Here’s what you need to know before uploading your own dataset:
Upload file format
You should be sure that the files you upload are correctly formatted. Otherwise, errors might occur during the upload, or your data may not look right in your reports.
UTF-8 encoding
Your upload file should be in UTF-8 encoding. This is a standard encoding for most applications on the web. However, if you are exporting data from certain desktop products, such as Microsoft Excel™, you may need to convert your file to UTF-8 before uploading it on aiXplain.com.
CSV files
The CSV files must have a regular structure of rows and columns. Each row must have the same number of columns, even if data is missing for a particular cell in the table. Trying to upload a file with merged cells, or an inconsistent structure will fail with an upload error.
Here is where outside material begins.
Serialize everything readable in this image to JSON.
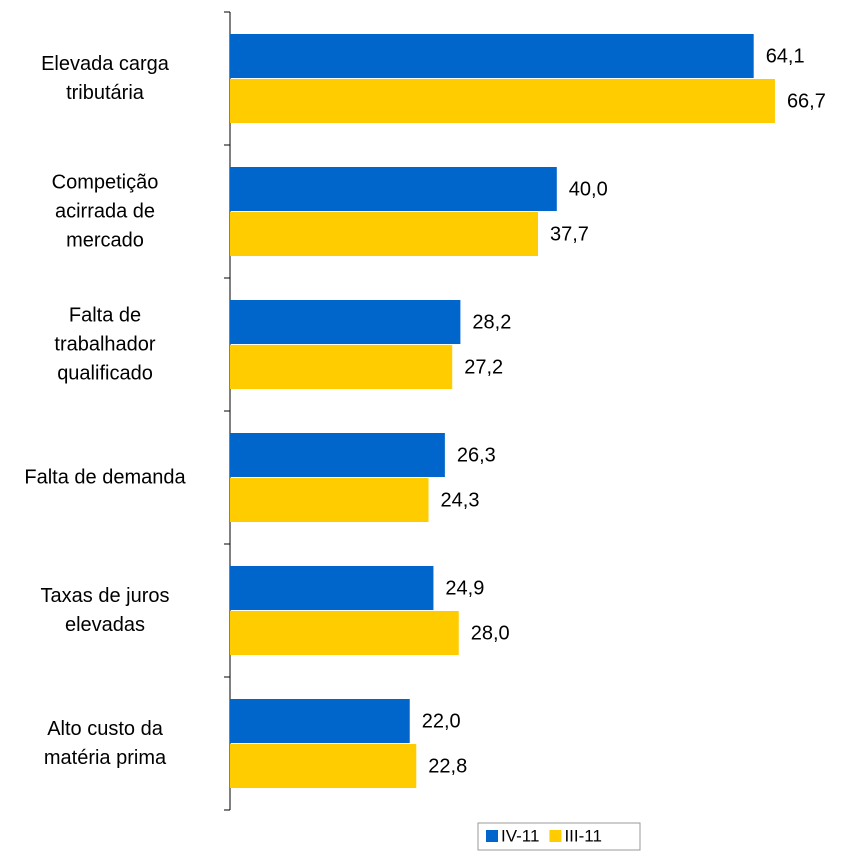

One column in the CSV file should include the source data and one or more columns could include target data.
Don’t place CSV files inside ZIP archives.
Separators
All the fields in your data must be separated from each other by commas or semicolons.
If there are commas within the actual data in a field you want to upload, that field must be surrounded by “quotes”. If your data includes double quotes, you can use a ‘single quote’ character to surround the field.
Header row
The first line in your file must be a header row. This row will help map the data columns correctly in the aiXplain upload process. Header names must be unique, so you can’t have duplicate values in your header row.
Column names must:
Contain only letters, numbers, or underscores. Other punctuations or special characters are not allowed.
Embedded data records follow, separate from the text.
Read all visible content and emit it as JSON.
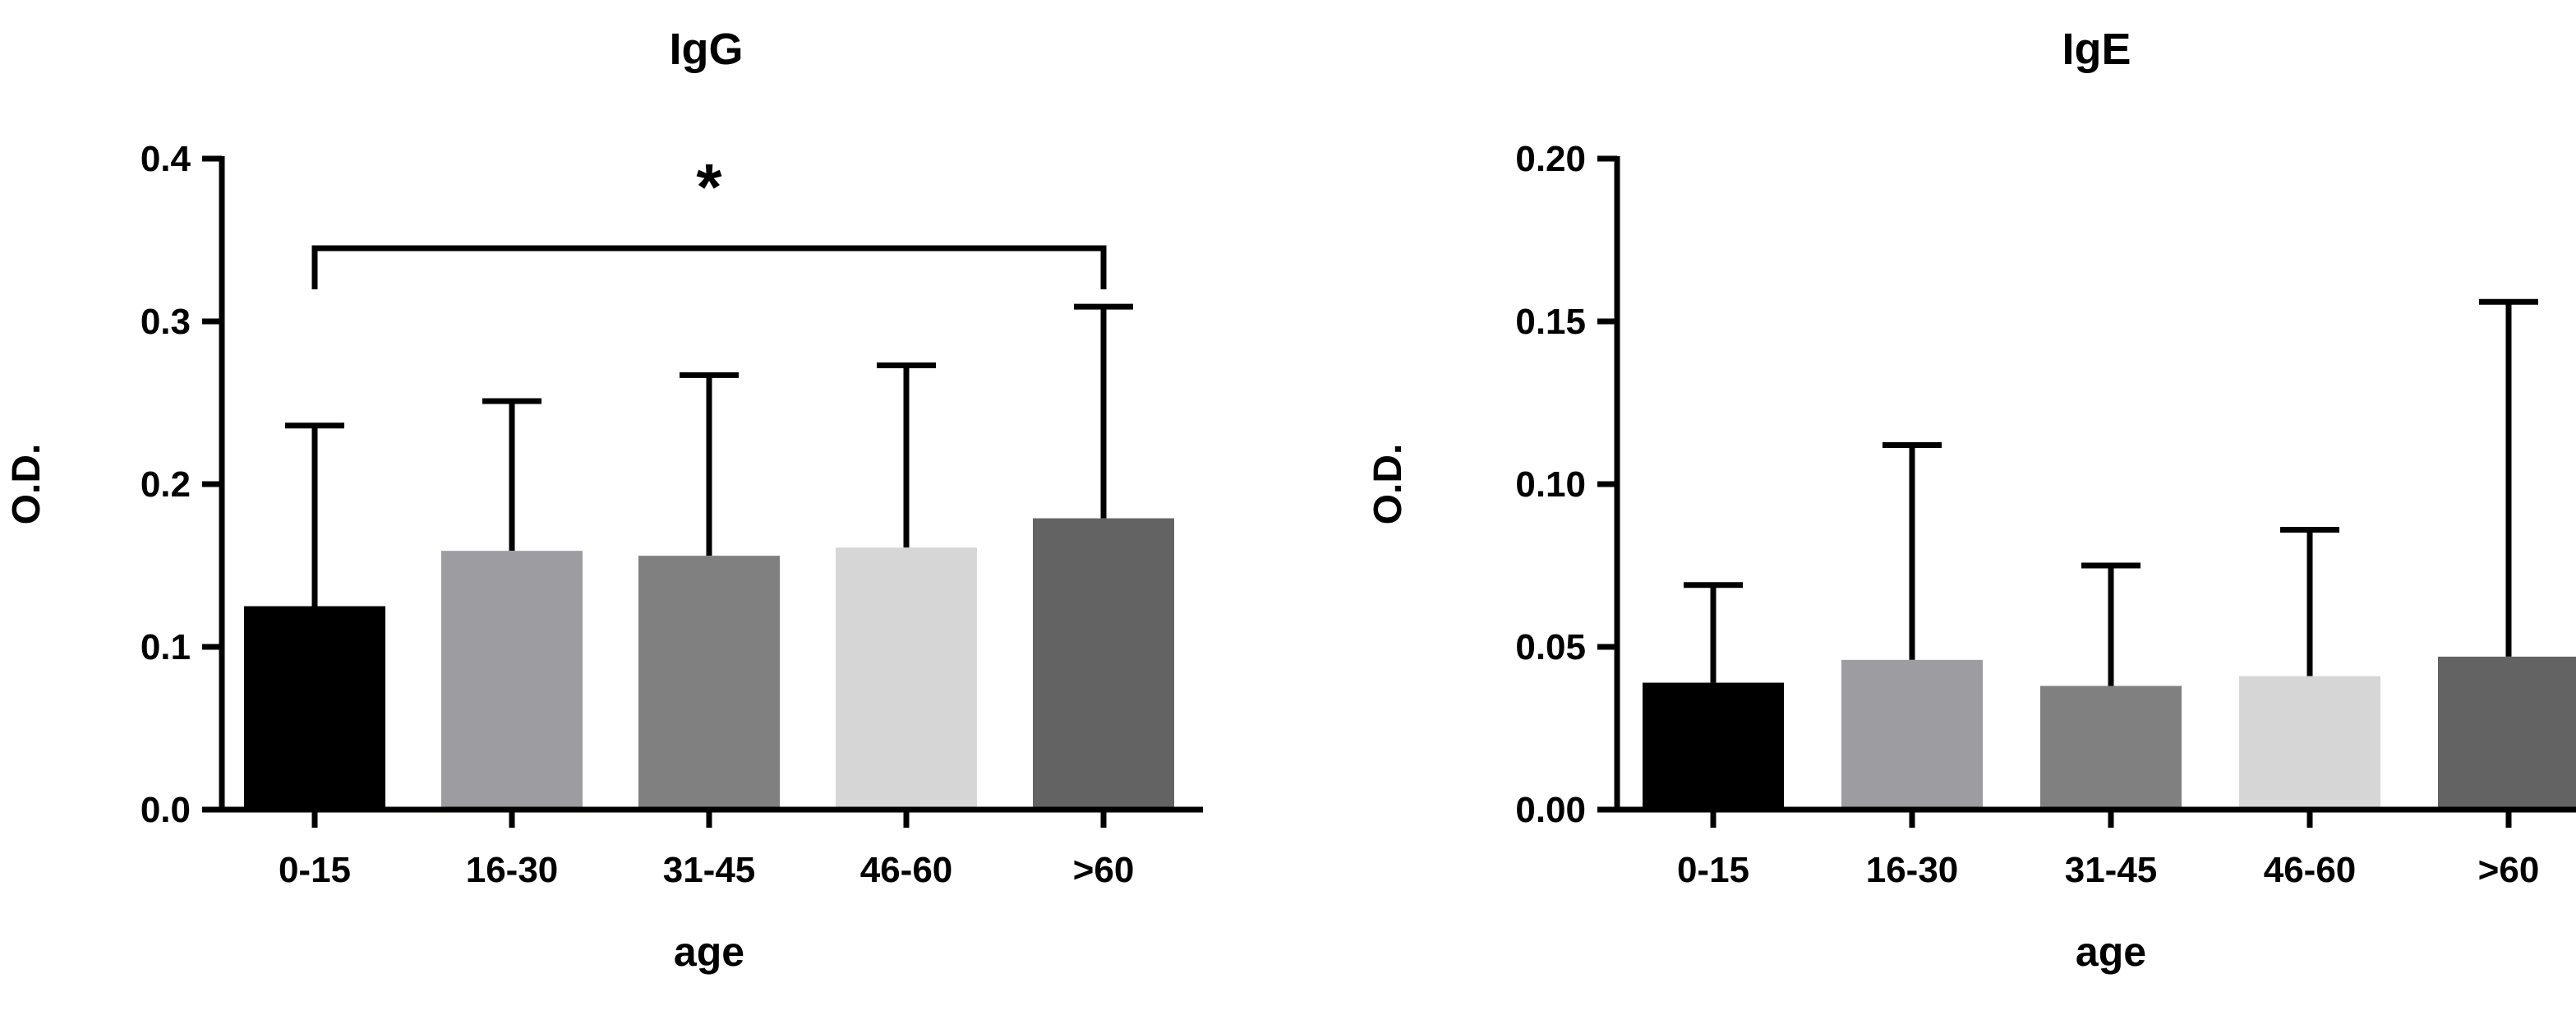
{
  "chart_data": [
    {
      "type": "bar",
      "title": "IgG",
      "xlabel": "age",
      "ylabel": "O.D.",
      "ylim": [
        0,
        0.4
      ],
      "yticks": [
        "0.0",
        "0.1",
        "0.2",
        "0.3",
        "0.4"
      ],
      "categories": [
        "0-15",
        "16-30",
        "31-45",
        "46-60",
        ">60"
      ],
      "values": [
        0.125,
        0.159,
        0.156,
        0.161,
        0.179
      ],
      "error_upper": [
        0.236,
        0.251,
        0.267,
        0.273,
        0.309
      ],
      "bar_colors": [
        "#000000",
        "#9d9ca1",
        "#808080",
        "#d6d6d6",
        "#636363"
      ],
      "annotation": {
        "text": "*",
        "from": "0-15",
        "to": ">60"
      },
      "grid": false
    },
    {
      "type": "bar",
      "title": "IgE",
      "xlabel": "age",
      "ylabel": "O.D.",
      "ylim": [
        0,
        0.2
      ],
      "yticks": [
        "0.00",
        "0.05",
        "0.10",
        "0.15",
        "0.20"
      ],
      "categories": [
        "0-15",
        "16-30",
        "31-45",
        "46-60",
        ">60"
      ],
      "values": [
        0.039,
        0.046,
        0.038,
        0.041,
        0.047
      ],
      "error_upper": [
        0.069,
        0.112,
        0.075,
        0.086,
        0.156
      ],
      "bar_colors": [
        "#000000",
        "#9d9ca1",
        "#808080",
        "#d6d6d6",
        "#636363"
      ],
      "grid": false
    }
  ]
}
Start with a letter or underscore
Be at most 128 characters long
The header row must also follow the rules for separators mentioned above.
Line breaks
Each line in the file must end with a line break. File upload does not support line breaks in your data even if these are escaped by quotes.
ZIP files
To upload media files (.wav/.mp3 only), you should upload them in a ZIP file. Separately upload a CSV file that lists the (relative) path of the media files in one column (i.e., source data column). A second column in the CSV should contain the target data (transcripts).
Select all audio files and create one zip archive of them without putting them into a folder.